My view on this has always been that Blair had become a liability for Labour long before 2005 and that had Brown been leader at the last GE the party would actually have won a majority in excess of 100, but Mike disagrees and thinks that if Blair were still leader the Tories' lead now would still be only in single figures.
Most of the posters on PB.com sided with Mike on this but there was some support for my point of view from the distinguished pollster Robert Waller who made the following very interesting comment:
"By 2005 Blair was a very significant disadvantage to Labour, with Professor Harold Clarke and other academics using the British Election Study claiming that there would have been another 100 plus landslide majority if he had not been PM at the last general election.
"Thereafter, he did have to go, forced out earlier than he intended by pressure within various sections of the party culminating in the ‘plots’ around the time of the Lebanese invasion/crisis.

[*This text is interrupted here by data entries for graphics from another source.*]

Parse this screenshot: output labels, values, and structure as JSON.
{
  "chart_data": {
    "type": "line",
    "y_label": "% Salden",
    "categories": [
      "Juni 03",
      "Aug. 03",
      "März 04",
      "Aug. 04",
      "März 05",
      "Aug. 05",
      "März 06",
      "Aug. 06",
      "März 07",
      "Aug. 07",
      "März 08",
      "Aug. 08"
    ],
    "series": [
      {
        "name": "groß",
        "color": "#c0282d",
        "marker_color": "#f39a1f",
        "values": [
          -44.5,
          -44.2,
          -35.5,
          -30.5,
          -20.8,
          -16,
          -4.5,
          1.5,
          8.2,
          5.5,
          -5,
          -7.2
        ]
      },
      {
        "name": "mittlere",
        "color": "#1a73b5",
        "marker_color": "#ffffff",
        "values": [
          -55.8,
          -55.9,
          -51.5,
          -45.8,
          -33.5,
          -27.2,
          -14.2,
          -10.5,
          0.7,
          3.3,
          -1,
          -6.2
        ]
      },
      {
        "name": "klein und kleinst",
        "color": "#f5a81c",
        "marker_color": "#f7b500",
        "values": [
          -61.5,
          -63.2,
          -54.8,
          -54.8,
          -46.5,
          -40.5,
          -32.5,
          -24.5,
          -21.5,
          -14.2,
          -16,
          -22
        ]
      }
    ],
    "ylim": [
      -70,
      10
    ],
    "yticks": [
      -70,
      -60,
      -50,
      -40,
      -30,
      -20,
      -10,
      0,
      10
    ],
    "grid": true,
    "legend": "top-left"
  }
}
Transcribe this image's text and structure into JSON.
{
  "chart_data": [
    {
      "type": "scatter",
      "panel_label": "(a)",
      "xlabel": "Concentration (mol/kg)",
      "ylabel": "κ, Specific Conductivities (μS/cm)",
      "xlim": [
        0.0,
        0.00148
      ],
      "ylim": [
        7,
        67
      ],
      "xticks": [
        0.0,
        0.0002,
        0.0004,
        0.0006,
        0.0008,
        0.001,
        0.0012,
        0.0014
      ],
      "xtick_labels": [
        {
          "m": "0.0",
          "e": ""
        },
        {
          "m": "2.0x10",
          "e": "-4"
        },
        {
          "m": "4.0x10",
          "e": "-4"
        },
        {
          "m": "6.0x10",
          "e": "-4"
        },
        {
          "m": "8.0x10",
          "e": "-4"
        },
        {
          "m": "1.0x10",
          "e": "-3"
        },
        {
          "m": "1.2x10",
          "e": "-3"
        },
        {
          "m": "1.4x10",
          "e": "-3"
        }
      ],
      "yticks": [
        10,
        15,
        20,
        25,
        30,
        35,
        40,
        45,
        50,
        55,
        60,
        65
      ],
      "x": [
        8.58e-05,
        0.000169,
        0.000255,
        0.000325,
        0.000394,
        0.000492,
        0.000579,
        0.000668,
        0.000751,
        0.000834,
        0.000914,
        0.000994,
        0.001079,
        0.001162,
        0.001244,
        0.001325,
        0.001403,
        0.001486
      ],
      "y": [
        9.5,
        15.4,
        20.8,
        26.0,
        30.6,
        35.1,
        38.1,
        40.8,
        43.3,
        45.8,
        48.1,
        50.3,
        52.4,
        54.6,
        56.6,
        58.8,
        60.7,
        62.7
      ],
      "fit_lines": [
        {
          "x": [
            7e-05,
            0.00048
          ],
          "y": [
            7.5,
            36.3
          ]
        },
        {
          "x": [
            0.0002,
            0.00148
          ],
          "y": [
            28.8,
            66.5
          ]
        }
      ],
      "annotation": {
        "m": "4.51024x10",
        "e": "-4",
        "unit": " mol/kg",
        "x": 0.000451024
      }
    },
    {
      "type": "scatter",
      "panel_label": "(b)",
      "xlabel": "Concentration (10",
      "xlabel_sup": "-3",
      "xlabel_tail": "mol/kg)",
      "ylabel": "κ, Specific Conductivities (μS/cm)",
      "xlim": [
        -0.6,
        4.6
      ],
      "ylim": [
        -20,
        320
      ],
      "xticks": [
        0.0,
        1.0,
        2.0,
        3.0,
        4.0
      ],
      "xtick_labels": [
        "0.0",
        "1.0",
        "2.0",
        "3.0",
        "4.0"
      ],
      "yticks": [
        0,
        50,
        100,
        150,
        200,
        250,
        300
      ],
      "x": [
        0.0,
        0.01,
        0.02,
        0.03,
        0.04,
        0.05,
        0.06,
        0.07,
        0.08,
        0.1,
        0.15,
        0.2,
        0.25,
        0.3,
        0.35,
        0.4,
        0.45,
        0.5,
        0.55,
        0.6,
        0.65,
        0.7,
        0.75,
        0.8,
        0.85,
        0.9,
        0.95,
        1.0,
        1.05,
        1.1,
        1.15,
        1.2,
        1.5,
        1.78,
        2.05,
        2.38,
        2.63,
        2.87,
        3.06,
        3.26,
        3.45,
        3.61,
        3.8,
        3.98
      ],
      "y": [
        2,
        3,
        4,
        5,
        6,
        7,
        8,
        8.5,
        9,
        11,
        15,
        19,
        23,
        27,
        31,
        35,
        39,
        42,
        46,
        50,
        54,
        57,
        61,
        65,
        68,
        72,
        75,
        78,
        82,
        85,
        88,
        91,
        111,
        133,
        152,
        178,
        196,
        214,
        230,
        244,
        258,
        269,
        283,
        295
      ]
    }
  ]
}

"With his party as well as the public thoroughly fed up with him, there was no possibility of remaining; the massive sigh of relief was the cause of the ‘Brown bounce’ (that really wasn’t Brown’s attractions!) in the third quarter of 2007. If for some reason Blair had managed to avoid all the pressure to go in mid 2007, the head of steam of ‘time for a change’ would just have got stronger and stronger.
"In addition he would have faced almost all the significant problems Brown does, unless he would be able to work a miracle with the oil and other commodity prices and economic peessimism which are the reasons for Labour’s current dire position in the polls. They would surely have been even worse off under Blair."
Ultimately, of course, as one other poster pointed out, all such counterfactuals are meaningless. But they are good fun, nevertheless.